The resulting output structure is as follows:
output_dir
├── seq0
│ ├── imgs
│ │ ├── 00000001.png
│ │ ├── 00000002.png
│ │ ├── 00000003.png
│ │ └── ....png
│ └── timestamps.txt
├── seq1
│ ├── imgs
│ │ ├── 00000001.png
│ │ ├── 00000002.png
│ │ ├── 00000003.png
│ │ └── ....png
│ └── timestamps.txt
└── dirname_does_not_matter
├── imgs
│ ├── 00000001.png
│ ├── 00000002.png
│ ├── 00000003.png
│ └── ....png
└── timestamps.txt
The resulting image directories can later be used to generate events. The timestamps.txt
file contains the timestamp of each image in seconds.
- Use a GPU device whenever possible to speed up the upsampling procedure.
- The upsampling will increase the storage requirements significantly. Try a small sample first to get an impression.

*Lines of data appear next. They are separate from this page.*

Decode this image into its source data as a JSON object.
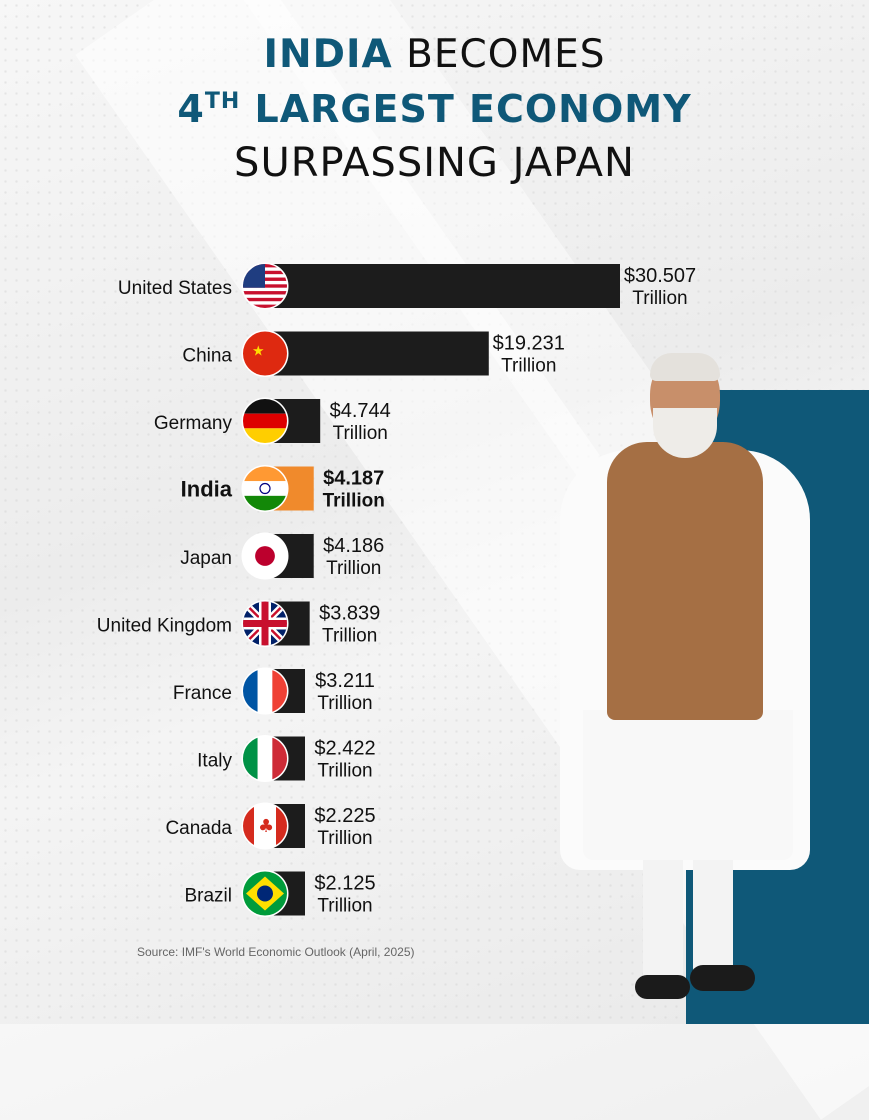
{
  "title": {
    "line1_accent": "INDIA",
    "line1_rest": "BECOMES",
    "line2_num": "4",
    "line2_sup": "TH",
    "line2_rest": "LARGEST ECONOMY",
    "line3": "SURPASSING JAPAN"
  },
  "colors": {
    "accent": "#0f5878",
    "bar": "#1c1c1c",
    "india_bar": "#f08a2c",
    "text": "#111111"
  },
  "chart_data": {
    "type": "bar",
    "orientation": "horizontal",
    "categories": [
      "United States",
      "China",
      "Germany",
      "India",
      "Japan",
      "United Kingdom",
      "France",
      "Italy",
      "Canada",
      "Brazil"
    ],
    "values": [
      30.507,
      19.231,
      4.744,
      4.187,
      4.186,
      3.839,
      3.211,
      2.422,
      2.225,
      2.125
    ],
    "value_labels": [
      "$30.507",
      "$19.231",
      "$4.744",
      "$4.187",
      "$4.186",
      "$3.839",
      "$3.211",
      "$2.422",
      "$2.225",
      "$2.125"
    ],
    "unit_label": "Trillion",
    "highlight": "India",
    "flags": [
      "us-flag-icon",
      "china-flag-icon",
      "germany-flag-icon",
      "india-flag-icon",
      "japan-flag-icon",
      "uk-flag-icon",
      "france-flag-icon",
      "italy-flag-icon",
      "canada-flag-icon",
      "brazil-flag-icon"
    ],
    "grid": false,
    "legend": "none"
  },
  "source": "Source: IMF's World Economic Outlook (April, 2025)"
}
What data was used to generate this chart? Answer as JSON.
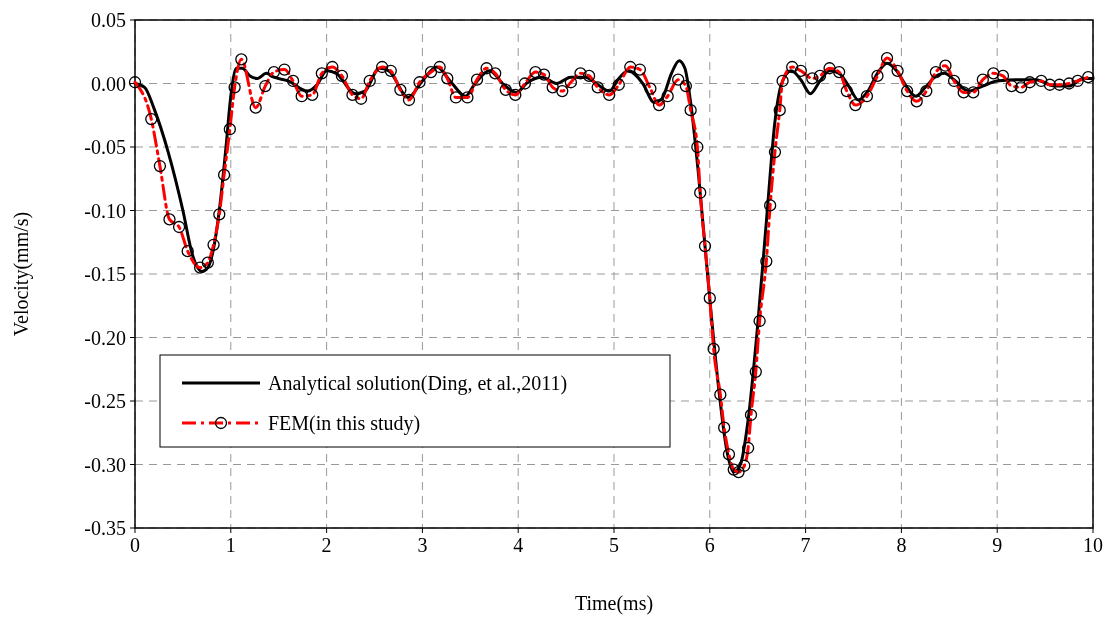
{
  "chart_data": {
    "type": "line",
    "xlabel": "Time(ms)",
    "ylabel": "Velocity(mm/s)",
    "xlim": [
      0,
      10
    ],
    "xticks": [
      0,
      1,
      2,
      3,
      4,
      5,
      6,
      7,
      8,
      9,
      10
    ],
    "ylim": [
      -0.35,
      0.05
    ],
    "yticks": [
      {
        "value": -0.35,
        "label": "-0.35"
      },
      {
        "value": -0.3,
        "label": "-0.30"
      },
      {
        "value": -0.25,
        "label": "-0.25"
      },
      {
        "value": -0.2,
        "label": "-0.20"
      },
      {
        "value": -0.15,
        "label": "-0.15"
      },
      {
        "value": -0.1,
        "label": "-0.10"
      },
      {
        "value": -0.05,
        "label": "-0.05"
      },
      {
        "value": 0,
        "label": "0.00"
      },
      {
        "value": 0.05,
        "label": "0.05"
      }
    ],
    "grid": true,
    "legend": "bottom left",
    "series": [
      {
        "name": "Analytical solution(Ding, et al.,2011)",
        "color": "#000000",
        "marker": "none",
        "line_style": "solid",
        "x": [
          0,
          0.1,
          0.2,
          0.35,
          0.5,
          0.6,
          0.7,
          0.76,
          0.82,
          0.88,
          0.95,
          1.0,
          1.06,
          1.12,
          1.2,
          1.28,
          1.37,
          1.45,
          1.6,
          1.8,
          1.9,
          2.0,
          2.1,
          2.3,
          2.4,
          2.55,
          2.65,
          2.85,
          3.0,
          3.15,
          3.3,
          3.45,
          3.55,
          3.7,
          3.85,
          3.98,
          4.1,
          4.25,
          4.4,
          4.55,
          4.7,
          4.85,
          4.95,
          5.05,
          5.15,
          5.3,
          5.42,
          5.5,
          5.6,
          5.68,
          5.74,
          5.8,
          5.88,
          6.0,
          6.1,
          6.18,
          6.25,
          6.32,
          6.4,
          6.5,
          6.6,
          6.68,
          6.75,
          6.85,
          6.95,
          7.05,
          7.15,
          7.25,
          7.35,
          7.45,
          7.55,
          7.65,
          7.75,
          7.85,
          7.95,
          8.05,
          8.15,
          8.25,
          8.35,
          8.45,
          8.55,
          8.7,
          8.85,
          9.0,
          9.2,
          9.4,
          9.6,
          9.75,
          9.9,
          10
        ],
        "values": [
          0,
          -0.003,
          -0.02,
          -0.055,
          -0.1,
          -0.135,
          -0.148,
          -0.145,
          -0.13,
          -0.1,
          -0.05,
          -0.01,
          0.012,
          0.012,
          0.006,
          0.004,
          0.008,
          0.005,
          0.002,
          -0.006,
          -0.001,
          0.01,
          0.008,
          -0.008,
          -0.006,
          0.012,
          0.01,
          -0.011,
          0.002,
          0.013,
          0.001,
          -0.01,
          0,
          0.01,
          -0.001,
          -0.007,
          0.001,
          0.005,
          0,
          0.005,
          0.005,
          -0.002,
          -0.006,
          0.004,
          0.01,
          0,
          -0.015,
          -0.012,
          0.008,
          0.018,
          0.012,
          -0.015,
          -0.07,
          -0.17,
          -0.245,
          -0.29,
          -0.306,
          -0.3,
          -0.265,
          -0.19,
          -0.1,
          -0.03,
          0,
          0.01,
          0.003,
          -0.008,
          0.002,
          0.01,
          0.008,
          -0.002,
          -0.013,
          -0.006,
          0.008,
          0.016,
          0.01,
          -0.002,
          -0.01,
          -0.003,
          0.005,
          0.008,
          0.003,
          -0.006,
          -0.002,
          0.002,
          0.003,
          0.003,
          -0.002,
          -0.002,
          0.004,
          0.004
        ]
      },
      {
        "name": "FEM(in this study)",
        "color": "#ff0000",
        "marker": "circle",
        "line_style": "dashed",
        "x": [
          0,
          0.17,
          0.26,
          0.36,
          0.46,
          0.55,
          0.68,
          0.76,
          0.82,
          0.88,
          0.93,
          0.99,
          1.04,
          1.11,
          1.26,
          1.36,
          1.45,
          1.56,
          1.65,
          1.74,
          1.85,
          1.95,
          2.06,
          2.16,
          2.27,
          2.36,
          2.45,
          2.58,
          2.67,
          2.77,
          2.86,
          2.97,
          3.09,
          3.18,
          3.26,
          3.35,
          3.47,
          3.57,
          3.67,
          3.76,
          3.87,
          3.97,
          4.07,
          4.18,
          4.27,
          4.36,
          4.46,
          4.55,
          4.65,
          4.74,
          4.83,
          4.95,
          5.05,
          5.17,
          5.27,
          5.38,
          5.47,
          5.56,
          5.67,
          5.75,
          5.8,
          5.87,
          5.9,
          5.95,
          6.0,
          6.04,
          6.11,
          6.15,
          6.2,
          6.25,
          6.3,
          6.36,
          6.4,
          6.43,
          6.48,
          6.52,
          6.59,
          6.63,
          6.68,
          6.73,
          6.76,
          6.86,
          6.95,
          7.07,
          7.15,
          7.25,
          7.35,
          7.43,
          7.52,
          7.64,
          7.75,
          7.85,
          7.96,
          8.06,
          8.16,
          8.26,
          8.36,
          8.46,
          8.55,
          8.65,
          8.75,
          8.85,
          8.96,
          9.06,
          9.15,
          9.25,
          9.34,
          9.46,
          9.55,
          9.65,
          9.75,
          9.84,
          9.95
        ],
        "values": [
          0.001,
          -0.028,
          -0.065,
          -0.107,
          -0.113,
          -0.132,
          -0.145,
          -0.141,
          -0.127,
          -0.103,
          -0.072,
          -0.036,
          -0.003,
          0.019,
          -0.019,
          -0.002,
          0.009,
          0.011,
          0.002,
          -0.01,
          -0.009,
          0.008,
          0.013,
          0.006,
          -0.009,
          -0.012,
          0.002,
          0.013,
          0.01,
          -0.005,
          -0.013,
          0.001,
          0.009,
          0.013,
          0.004,
          -0.011,
          -0.011,
          0.003,
          0.012,
          0.008,
          -0.005,
          -0.009,
          0,
          0.009,
          0.007,
          -0.003,
          -0.006,
          0.001,
          0.008,
          0.006,
          -0.003,
          -0.009,
          -0.001,
          0.013,
          0.011,
          -0.004,
          -0.017,
          -0.01,
          0.003,
          -0.002,
          -0.021,
          -0.05,
          -0.086,
          -0.128,
          -0.169,
          -0.209,
          -0.245,
          -0.271,
          -0.292,
          -0.304,
          -0.306,
          -0.301,
          -0.287,
          -0.261,
          -0.227,
          -0.187,
          -0.14,
          -0.096,
          -0.054,
          -0.021,
          0.002,
          0.013,
          0.01,
          0.004,
          0.006,
          0.012,
          0.009,
          -0.006,
          -0.017,
          -0.01,
          0.006,
          0.02,
          0.01,
          -0.006,
          -0.014,
          -0.006,
          0.009,
          0.014,
          0.002,
          -0.007,
          -0.007,
          0.003,
          0.008,
          0.006,
          -0.002,
          -0.003,
          0.001,
          0.002,
          -0.001,
          -0.001,
          0,
          0.002,
          0.005
        ]
      }
    ]
  }
}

- Downsample (height and width) your images and video to save storage space and processing time.
- Why store the upsampling result in images:
- Images support random access from a dataloader. A video file, for example, can typically only be accessed sequentally when we try to avoid loading the whole video into RAM.
- Same sequence can be accessed by multiple processes (e.g. PyTorch num_workers > 1).
- Well established C++ interface to load images. This is useful to generate events on the fly (needed for contrast threshold randomization) in C++ code without loading data in Python first. If there is a need to store the resulting sequences in a different format, raise an issue (feature request) on this GitHub repository.
- Be aware that upsampling videos might fail due to a bug in scikit-video
If you want to convert an ordered sequence of images (here png files) into video format you can use the following command (you may have to deactivate the current conda environment):
frame_rate=25
img_dirpath="example/original/seq0/imgs"
img_suffix=".png"
output_file="video.mp4"
ffmpeg -framerate $frame_rate -pattern_type glob -i "$img_dirpath/*$img_suffix" -c:v libx265 -x265-params lossless=1 $output_file
If you want to convert a video file to a sequence of images:
input_file="video.mp4"
output_dirpath="your_path_to_specify"
ffmpeg -i $input_file "$output_dirpath/%08d.png"